Dal 23 al 26 febbraio 2012 Firenze si è scatenata con decine e decine di lezioni e stage, spettacoli, competizioni, e concorsi, senza contare l’altissimo numero di espositori, aziende leader del settore: un trionfo di colori e costumi meravigliosi capace di conquistare non solo il pubblico dei ballerini esperti, ma anche quello di coloro che solo ora si avvicinano alla straordinaria dimensione della danza.

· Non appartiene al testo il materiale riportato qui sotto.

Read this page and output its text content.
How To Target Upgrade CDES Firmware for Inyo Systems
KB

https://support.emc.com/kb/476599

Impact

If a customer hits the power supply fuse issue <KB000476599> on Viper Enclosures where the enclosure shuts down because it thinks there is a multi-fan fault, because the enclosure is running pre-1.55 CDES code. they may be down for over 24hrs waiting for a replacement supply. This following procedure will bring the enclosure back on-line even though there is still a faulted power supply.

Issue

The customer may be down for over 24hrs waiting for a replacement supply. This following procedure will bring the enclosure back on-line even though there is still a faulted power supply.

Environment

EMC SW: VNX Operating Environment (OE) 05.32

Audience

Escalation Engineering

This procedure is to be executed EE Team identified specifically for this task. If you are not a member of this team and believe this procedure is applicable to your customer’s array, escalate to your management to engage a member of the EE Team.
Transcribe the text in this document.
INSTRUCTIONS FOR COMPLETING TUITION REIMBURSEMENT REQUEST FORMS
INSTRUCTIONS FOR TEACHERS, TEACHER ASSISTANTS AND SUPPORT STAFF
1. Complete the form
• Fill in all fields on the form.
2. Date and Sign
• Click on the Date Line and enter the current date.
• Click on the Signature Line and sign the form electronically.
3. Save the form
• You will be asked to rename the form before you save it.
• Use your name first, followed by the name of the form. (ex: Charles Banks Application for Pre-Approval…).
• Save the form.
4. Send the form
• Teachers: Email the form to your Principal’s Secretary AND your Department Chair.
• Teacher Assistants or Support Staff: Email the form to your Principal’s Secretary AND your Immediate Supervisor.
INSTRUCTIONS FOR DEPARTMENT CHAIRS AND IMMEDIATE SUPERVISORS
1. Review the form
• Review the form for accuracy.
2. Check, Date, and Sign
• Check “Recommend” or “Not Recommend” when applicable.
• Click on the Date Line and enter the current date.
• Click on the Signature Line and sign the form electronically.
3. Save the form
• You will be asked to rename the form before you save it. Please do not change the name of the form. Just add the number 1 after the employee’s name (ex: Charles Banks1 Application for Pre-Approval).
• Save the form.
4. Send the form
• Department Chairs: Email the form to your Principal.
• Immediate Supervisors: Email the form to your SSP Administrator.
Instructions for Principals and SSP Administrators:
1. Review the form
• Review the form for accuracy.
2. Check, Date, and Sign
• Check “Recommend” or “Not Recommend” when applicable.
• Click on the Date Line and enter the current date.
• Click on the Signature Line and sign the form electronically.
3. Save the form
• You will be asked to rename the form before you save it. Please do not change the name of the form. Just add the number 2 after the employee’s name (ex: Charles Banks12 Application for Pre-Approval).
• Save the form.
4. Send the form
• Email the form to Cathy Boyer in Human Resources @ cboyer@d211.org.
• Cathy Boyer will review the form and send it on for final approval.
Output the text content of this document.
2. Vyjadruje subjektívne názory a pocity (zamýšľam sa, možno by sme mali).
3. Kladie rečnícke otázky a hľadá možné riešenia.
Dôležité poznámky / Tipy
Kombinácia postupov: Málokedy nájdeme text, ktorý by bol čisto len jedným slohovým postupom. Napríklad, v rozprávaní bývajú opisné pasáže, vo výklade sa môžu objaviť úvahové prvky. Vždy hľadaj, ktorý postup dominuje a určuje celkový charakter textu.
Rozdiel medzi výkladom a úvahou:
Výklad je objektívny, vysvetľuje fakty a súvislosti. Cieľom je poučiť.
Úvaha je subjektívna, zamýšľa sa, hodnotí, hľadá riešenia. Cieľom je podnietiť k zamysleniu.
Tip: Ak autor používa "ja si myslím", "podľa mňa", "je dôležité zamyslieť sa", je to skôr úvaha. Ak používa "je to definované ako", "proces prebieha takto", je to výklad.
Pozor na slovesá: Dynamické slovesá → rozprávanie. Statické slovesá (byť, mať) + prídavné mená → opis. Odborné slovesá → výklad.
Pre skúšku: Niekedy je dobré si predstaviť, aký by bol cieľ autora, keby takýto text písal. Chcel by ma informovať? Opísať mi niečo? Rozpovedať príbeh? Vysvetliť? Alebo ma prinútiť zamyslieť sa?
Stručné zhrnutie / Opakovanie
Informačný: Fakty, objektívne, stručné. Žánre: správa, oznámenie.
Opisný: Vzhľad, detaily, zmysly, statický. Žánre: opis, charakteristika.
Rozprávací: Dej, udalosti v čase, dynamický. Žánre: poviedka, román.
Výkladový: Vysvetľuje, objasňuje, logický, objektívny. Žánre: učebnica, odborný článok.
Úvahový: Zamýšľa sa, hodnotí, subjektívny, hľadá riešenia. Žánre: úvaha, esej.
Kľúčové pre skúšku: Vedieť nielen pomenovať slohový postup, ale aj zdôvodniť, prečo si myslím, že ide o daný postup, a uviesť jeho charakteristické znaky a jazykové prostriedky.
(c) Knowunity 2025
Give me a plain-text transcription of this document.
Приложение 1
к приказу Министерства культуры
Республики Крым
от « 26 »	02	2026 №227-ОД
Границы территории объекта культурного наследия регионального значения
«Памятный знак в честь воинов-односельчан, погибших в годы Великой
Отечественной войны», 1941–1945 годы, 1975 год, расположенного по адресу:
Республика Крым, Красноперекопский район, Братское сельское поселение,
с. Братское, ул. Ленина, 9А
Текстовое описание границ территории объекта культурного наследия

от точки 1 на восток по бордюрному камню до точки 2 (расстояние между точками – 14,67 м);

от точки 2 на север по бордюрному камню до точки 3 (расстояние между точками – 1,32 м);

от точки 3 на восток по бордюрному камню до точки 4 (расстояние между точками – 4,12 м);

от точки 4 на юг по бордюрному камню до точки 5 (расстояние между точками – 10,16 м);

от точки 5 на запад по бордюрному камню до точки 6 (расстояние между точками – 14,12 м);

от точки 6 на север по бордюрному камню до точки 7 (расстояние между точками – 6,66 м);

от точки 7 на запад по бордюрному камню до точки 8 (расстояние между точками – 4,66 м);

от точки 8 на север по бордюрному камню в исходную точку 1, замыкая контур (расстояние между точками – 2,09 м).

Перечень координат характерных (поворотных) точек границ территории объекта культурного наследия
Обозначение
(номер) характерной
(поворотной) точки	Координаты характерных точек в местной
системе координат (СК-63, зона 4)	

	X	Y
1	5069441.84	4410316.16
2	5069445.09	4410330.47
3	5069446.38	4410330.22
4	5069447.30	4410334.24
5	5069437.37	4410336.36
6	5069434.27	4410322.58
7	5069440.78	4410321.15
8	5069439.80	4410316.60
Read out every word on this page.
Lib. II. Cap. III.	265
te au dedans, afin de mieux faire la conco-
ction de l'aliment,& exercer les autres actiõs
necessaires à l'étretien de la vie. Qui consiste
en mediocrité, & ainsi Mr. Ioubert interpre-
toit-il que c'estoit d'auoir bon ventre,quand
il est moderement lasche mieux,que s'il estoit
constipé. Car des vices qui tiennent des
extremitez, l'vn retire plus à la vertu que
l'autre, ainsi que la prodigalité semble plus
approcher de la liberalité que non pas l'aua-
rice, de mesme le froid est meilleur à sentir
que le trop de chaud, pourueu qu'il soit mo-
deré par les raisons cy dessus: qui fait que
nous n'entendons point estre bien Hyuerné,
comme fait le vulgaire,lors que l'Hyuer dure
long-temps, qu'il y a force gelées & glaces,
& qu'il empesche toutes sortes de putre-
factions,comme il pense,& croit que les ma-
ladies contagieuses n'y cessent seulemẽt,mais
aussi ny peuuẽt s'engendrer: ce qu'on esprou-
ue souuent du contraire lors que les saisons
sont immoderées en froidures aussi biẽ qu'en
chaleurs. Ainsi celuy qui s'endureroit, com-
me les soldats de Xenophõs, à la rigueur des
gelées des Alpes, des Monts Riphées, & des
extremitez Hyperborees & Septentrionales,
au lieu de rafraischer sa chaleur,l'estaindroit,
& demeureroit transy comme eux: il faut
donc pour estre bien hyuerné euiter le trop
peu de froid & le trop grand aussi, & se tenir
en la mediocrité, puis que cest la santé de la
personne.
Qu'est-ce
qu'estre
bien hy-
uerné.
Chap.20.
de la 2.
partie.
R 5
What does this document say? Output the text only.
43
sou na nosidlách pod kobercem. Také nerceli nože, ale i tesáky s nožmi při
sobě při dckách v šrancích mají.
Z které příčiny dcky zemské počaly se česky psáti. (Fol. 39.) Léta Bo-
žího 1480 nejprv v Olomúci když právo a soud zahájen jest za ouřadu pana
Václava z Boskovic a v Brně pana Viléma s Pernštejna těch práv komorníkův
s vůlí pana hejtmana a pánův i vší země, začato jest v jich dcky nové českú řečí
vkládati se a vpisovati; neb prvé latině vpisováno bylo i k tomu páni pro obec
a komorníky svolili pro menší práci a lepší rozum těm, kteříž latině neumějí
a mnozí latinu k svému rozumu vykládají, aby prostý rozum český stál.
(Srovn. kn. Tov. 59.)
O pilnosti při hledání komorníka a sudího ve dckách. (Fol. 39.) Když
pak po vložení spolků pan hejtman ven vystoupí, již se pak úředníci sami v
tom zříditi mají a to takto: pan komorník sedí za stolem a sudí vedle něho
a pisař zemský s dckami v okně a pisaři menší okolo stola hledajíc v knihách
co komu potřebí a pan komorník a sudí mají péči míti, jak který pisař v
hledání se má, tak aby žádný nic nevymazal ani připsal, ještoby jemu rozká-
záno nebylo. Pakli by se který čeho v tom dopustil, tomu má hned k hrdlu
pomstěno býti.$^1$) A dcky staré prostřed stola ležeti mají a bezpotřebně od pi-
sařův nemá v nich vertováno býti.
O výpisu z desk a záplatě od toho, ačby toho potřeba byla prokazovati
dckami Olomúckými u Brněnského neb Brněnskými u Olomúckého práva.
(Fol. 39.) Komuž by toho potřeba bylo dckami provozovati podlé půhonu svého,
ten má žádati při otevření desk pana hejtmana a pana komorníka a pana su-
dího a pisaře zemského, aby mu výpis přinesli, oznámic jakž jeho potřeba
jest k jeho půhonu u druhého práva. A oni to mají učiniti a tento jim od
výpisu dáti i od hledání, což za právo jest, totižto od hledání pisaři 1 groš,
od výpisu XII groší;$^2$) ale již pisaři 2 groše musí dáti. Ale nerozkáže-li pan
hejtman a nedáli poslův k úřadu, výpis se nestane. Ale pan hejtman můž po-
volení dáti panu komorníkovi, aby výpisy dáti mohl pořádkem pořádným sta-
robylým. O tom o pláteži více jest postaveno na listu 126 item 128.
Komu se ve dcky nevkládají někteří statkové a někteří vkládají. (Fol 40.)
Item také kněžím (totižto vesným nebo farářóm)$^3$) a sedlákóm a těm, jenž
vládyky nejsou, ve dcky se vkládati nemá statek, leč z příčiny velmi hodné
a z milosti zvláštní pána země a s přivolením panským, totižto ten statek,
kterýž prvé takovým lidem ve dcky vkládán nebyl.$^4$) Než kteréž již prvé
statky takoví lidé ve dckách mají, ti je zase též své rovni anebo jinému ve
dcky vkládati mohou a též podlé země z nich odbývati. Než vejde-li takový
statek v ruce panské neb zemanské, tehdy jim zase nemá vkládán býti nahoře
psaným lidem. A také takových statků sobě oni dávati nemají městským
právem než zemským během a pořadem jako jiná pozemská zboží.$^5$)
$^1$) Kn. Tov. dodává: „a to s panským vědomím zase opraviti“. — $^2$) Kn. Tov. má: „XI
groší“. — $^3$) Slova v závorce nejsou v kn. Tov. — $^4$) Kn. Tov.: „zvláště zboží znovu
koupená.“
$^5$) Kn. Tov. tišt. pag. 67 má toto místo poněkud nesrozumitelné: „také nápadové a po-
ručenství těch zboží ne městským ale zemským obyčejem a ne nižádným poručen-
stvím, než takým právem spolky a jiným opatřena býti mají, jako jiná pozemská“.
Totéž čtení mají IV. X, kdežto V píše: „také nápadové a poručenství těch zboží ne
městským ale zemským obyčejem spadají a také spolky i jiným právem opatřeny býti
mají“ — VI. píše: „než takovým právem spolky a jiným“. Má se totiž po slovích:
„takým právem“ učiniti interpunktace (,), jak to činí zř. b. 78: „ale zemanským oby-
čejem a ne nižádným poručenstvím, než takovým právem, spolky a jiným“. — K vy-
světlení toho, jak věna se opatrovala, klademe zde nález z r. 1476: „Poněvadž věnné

Nonostante il difficile momento economico, Danzainfiera ha saputo resistere e ancora una volta è stata premiata dal grande successo. Il pubblico è stato attratto non solo dalle svariate iniziative, ma anche dalla possibilità in incontrare alcuni dei principali protagonisti della danza odierna: tra i professionisti intervenuti, Polina Semionova, Francesco Ventriglia, Raffaele Paganini, Anna Maria Prina, Amedeo Amodio, Carlo Pesta e molti altri, che hanno condiviso con i visitatori cosa vuol dire fare danza, cosa significa dedicare la propria esistenza a un’arte nobile capace di regalare gratificazioni immense.

Danzainfiera si è confermata anche come luogo di crescita e di speranza: tantissimi giovani ballerini hanno riversato i loro sogni nei numerosi concorsi e audizioni in programma quest’anno; in palio, borse di studio e concrete opportunità di lavoro presso prestigiose compagnie.

Raffaele Paganini, a disposizione dei suoi fan durante la kermesse, ha dichiarato: “Non è vero che la danza è un sacrificio enorme come a volte appare nei film. La danza è amore, cultura, e non è così terrificante come a volte si fa credere”. Ed è questo il messaggio di Danzainfiera: un invito alla gioia e alla voglia di vivere.

Per tutti coloro che condividono lo stesso amore per il bello, la stessa dedizione nei confronti di un’arte antica ma sempre giovane, l’appuntamento va al 2013 per un nuovo, sensazionale tuffo nella danza.